Step 2: Run and verify the output of `simaaiprocessmla` MLA process

../../../_images/resnet50_application_simaaisrc_simaaiprocessmla.jpg

In this section we will explore running through the MLA plugin in order to run the ML model.

We have two options going forward:

We can only run the MLA plugin to ensure that we are getting the right output. If so, we will use the simaaisrc with the output /tmp/generic_preproc-001.out from the previous step as input and feed directly into the simaaiprocessmla plugin.
We can simply expand the pipeline to now include the MLA step. In this guide, we will go with this step.

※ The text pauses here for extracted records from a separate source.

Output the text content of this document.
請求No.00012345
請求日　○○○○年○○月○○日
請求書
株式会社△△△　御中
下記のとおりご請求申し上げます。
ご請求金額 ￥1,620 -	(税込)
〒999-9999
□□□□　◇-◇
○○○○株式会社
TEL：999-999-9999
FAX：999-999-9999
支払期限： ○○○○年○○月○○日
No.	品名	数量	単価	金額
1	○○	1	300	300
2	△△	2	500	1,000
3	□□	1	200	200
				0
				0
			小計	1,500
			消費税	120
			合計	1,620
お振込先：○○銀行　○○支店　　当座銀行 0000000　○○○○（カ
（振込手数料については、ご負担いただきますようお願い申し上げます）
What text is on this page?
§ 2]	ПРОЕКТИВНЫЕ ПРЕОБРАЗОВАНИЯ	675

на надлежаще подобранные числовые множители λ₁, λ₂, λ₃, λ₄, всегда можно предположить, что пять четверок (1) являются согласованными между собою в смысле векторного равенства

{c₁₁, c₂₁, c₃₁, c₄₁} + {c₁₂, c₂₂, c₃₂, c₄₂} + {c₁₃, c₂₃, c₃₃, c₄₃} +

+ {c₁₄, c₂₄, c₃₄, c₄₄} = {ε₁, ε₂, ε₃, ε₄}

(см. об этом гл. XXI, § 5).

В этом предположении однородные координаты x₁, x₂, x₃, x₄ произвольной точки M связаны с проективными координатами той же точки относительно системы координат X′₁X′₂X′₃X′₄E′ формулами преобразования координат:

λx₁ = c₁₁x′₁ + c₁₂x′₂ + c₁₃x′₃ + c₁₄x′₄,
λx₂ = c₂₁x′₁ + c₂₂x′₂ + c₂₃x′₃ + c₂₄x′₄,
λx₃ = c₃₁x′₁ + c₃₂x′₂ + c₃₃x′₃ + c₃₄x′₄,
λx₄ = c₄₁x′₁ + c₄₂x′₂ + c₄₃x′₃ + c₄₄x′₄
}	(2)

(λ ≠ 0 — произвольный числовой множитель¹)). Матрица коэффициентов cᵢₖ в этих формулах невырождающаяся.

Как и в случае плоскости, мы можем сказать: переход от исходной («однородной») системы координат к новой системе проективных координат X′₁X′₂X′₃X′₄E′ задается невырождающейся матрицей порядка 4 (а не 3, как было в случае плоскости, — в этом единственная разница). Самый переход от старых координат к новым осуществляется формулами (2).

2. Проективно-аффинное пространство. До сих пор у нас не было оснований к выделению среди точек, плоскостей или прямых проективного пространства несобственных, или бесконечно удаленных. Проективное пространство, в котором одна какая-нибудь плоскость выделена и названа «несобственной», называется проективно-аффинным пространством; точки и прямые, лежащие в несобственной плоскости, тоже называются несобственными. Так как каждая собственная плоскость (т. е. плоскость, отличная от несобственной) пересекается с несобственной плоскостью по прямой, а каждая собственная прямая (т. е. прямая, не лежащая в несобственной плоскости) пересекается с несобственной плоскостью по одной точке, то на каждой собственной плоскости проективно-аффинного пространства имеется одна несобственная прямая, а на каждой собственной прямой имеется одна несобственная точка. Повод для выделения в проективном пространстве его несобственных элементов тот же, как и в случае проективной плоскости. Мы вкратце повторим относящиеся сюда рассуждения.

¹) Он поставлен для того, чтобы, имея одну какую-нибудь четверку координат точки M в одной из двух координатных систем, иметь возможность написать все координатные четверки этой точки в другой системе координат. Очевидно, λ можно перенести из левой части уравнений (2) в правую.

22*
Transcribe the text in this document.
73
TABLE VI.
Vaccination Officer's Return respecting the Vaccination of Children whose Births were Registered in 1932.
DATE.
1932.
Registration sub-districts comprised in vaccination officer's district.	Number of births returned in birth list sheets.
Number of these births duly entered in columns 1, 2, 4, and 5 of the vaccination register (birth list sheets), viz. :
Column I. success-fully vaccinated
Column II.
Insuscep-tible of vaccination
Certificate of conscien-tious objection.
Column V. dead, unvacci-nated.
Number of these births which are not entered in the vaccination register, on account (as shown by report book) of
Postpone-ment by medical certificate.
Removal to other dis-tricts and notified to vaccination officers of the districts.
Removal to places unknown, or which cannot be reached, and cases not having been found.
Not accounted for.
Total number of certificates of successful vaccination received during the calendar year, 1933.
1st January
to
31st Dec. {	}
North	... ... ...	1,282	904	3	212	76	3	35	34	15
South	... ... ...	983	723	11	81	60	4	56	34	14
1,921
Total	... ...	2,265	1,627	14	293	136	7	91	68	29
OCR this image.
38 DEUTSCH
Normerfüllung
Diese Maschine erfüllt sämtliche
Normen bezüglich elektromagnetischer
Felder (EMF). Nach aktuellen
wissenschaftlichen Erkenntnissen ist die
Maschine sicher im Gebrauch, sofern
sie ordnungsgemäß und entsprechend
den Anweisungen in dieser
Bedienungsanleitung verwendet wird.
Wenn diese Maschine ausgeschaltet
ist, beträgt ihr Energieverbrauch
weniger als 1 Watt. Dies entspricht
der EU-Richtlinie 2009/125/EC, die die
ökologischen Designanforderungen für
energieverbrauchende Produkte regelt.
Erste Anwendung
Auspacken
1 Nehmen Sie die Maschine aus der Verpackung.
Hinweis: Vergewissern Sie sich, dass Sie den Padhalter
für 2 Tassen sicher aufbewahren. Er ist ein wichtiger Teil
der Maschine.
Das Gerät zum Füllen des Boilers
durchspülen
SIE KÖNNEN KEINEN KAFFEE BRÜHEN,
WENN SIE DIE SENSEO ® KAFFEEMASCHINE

Before running the simaaiprocessmla plugin to perform inference on the MLA, we need to configure the json file for the plugin and ensure that we have saved the model locally on the board.

Copy the model to the MLSoC

Copy the quantized and compiled model from the Palette docker on the host machine to the MLSoC:

sima-user@docker-image-id$ scp models/compiled_resnet50/quantized_resnet50_mpk.tar.gz sima@<IP address of MLSoC>:/home/sima/resnet50_example_app/models/

From the MLSoC shell prompt, lets extract the contents:

davinci:~/resnet50_example_app/models$ tar xvf quantized_resnet50_mpk.tar.gz
    quantized_resnet50_stage1_mla.lm
    quantized_resnet50_mpk.json
    quantized_resnet50_stage1_mla_stats.yaml

Creating the JSON configuration file

On the MLSoC, create the JSON configuration in /home/sima/resnet50_example_app/app_configs.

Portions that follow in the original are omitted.